For a $25 suggested donation, guests will enjoy Young’s abundant hospitality. Explaining the many feng shui aspects of the garden’s design, she’ll guide visitors on a personalized tour, then serve finger foods, beverages and other light refreshments. Her stories and bubbly personality make her a very entertaining hostess.

To arrange for a tour, contact Joseph Ramos, events coordinator at Shriners Hospital for Children, (916) 453-2018 or jramos@shrinenet.org.

Right now, Young’s garden shows the bright colors of autumn, particularly the regal red Japanese maples. She also added seasonal flowers in white, blue, yellow and red to emphasize certain aspects of feng shui in the garden’s design.

“Some of the Japanese maples have maintained a surprising amount of leaves for November,” she said, “but all of them still demonstrate pleasing structure.”

Any time of year, Young feels lucky to have her little slice of backyard heaven and to be able to share it with more garden lovers. But it’s the good fortune of others to visit.

Holiday inspiration

Need a dose of seasonal spirit? Consider a holiday home tour.

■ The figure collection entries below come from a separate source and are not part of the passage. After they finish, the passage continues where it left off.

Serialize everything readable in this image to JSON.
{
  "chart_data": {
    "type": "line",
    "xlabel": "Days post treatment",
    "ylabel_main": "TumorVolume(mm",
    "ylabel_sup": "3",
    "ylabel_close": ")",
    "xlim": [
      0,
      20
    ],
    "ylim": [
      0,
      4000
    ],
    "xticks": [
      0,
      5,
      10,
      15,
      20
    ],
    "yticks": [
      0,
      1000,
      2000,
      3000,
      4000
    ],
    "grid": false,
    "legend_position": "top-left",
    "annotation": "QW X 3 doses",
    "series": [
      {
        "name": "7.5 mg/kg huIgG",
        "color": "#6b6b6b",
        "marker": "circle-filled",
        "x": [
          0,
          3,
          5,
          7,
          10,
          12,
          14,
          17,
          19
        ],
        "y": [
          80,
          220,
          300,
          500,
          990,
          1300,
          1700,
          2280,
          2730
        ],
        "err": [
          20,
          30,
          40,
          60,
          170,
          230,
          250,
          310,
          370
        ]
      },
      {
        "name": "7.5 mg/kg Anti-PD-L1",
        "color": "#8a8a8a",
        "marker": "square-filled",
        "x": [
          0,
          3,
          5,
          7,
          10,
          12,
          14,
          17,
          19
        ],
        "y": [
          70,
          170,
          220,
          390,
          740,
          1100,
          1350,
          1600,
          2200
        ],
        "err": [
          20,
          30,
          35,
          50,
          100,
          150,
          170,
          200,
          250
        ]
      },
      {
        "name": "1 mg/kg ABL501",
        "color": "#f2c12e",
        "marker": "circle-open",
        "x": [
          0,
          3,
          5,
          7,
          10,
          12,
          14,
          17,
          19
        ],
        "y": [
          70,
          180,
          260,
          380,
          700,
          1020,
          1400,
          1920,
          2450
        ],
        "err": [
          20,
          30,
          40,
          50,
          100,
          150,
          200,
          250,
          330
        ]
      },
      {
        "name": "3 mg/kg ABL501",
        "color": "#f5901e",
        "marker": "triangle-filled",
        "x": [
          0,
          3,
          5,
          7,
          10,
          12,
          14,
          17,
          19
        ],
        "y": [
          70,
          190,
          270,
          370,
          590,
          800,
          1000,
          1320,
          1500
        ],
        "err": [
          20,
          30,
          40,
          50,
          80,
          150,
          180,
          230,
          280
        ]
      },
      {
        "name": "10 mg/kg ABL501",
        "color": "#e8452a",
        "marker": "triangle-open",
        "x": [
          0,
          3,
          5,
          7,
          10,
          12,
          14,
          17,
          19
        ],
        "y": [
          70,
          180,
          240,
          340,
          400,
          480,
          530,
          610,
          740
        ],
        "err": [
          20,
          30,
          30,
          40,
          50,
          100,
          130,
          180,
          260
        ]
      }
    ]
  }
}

Volunteers for local tours are putting the finishing touches on these fundraising community extravaganzas, which can take months to pull together. As organizers will attest, it takes a neighborhood to build a successful tour.

For example, Sacred Heart Parish School hosts its 41st Holiday Home Tour in East Sacramento’s Fabulous Forties neighborhood on Dec. 5-7. Of the five homes on the tour, four were recruited from Sacred Heart’s neighborhood without direct ties to the school.

“We start looking in February,” said co-chairwoman Charlotte Lazio, who talked 42nd Street neighbors Neal and Heidi Cordeiro onto this year’s tour. “We had most of our homes locked up by May.”

Lazio’s own home was on the Sacred Heart tour in 2012. Her next-door neighbors volunteered their home last year. The Cordeiros live on the other side of that house.

“I’m working down the block, and it was their turn,” Lazio quipped.

Last year’s Sacred Heart tour sold out its advance tickets, drawing 5,000 patrons. Tickets ($30 in advance, $35 day of tour) for this December’s sojourn are now on sale. Go to www.sacredhearthometour.com.

▪ Six more magnificent homes will be part of the Assistance League of Sierra Foothills’ always popular Home for the Holidays tour Dec. 6-7 in El Dorado County. These estates feature more than decorations and spectacular views. Musicians provide live entertainment. Raffles offer gourmet prizes (including a collection of of local wine) and vacation packages. A “candy bar” worthy of Santa’s helpers tempts visitors to spoil their dinners.

The houses seem a world away from Sacramento, too. One stop is a working “fiber farm,” with llamas, sheep alpacas, goats and rabbits. Another is a French-inspired country manor filled with vintage decorations and perched on the edge of American River Canyon with panoramic views.

Tickets ($25 general, $10 children) are available now at several locations including Pottery World in Rocklin and El Dorado Hills, the California Welcome Center in El Dorado Hills, Folsom Chamber of Commerce and El Dorado County Chamber of Commerce in Placerville. For more details, click on www.sierrafoothills.assistanceleague.org.

▪ With an emphasis on architecture, nine historic homes and sites will be part of the Historic Folsom Holiday Home Tour, Dec. 13-14. The featured homes represent 70 years of architectural evolution from the 1850s to the 1920s. This tour usually sells out, too, so get tickets ($20) early from such locations as Folsom History Museum, Folsom Chamber of Commerce and Green Acres’ Folsom nursery. Check out the details at www.folsomhistorymuseum.org.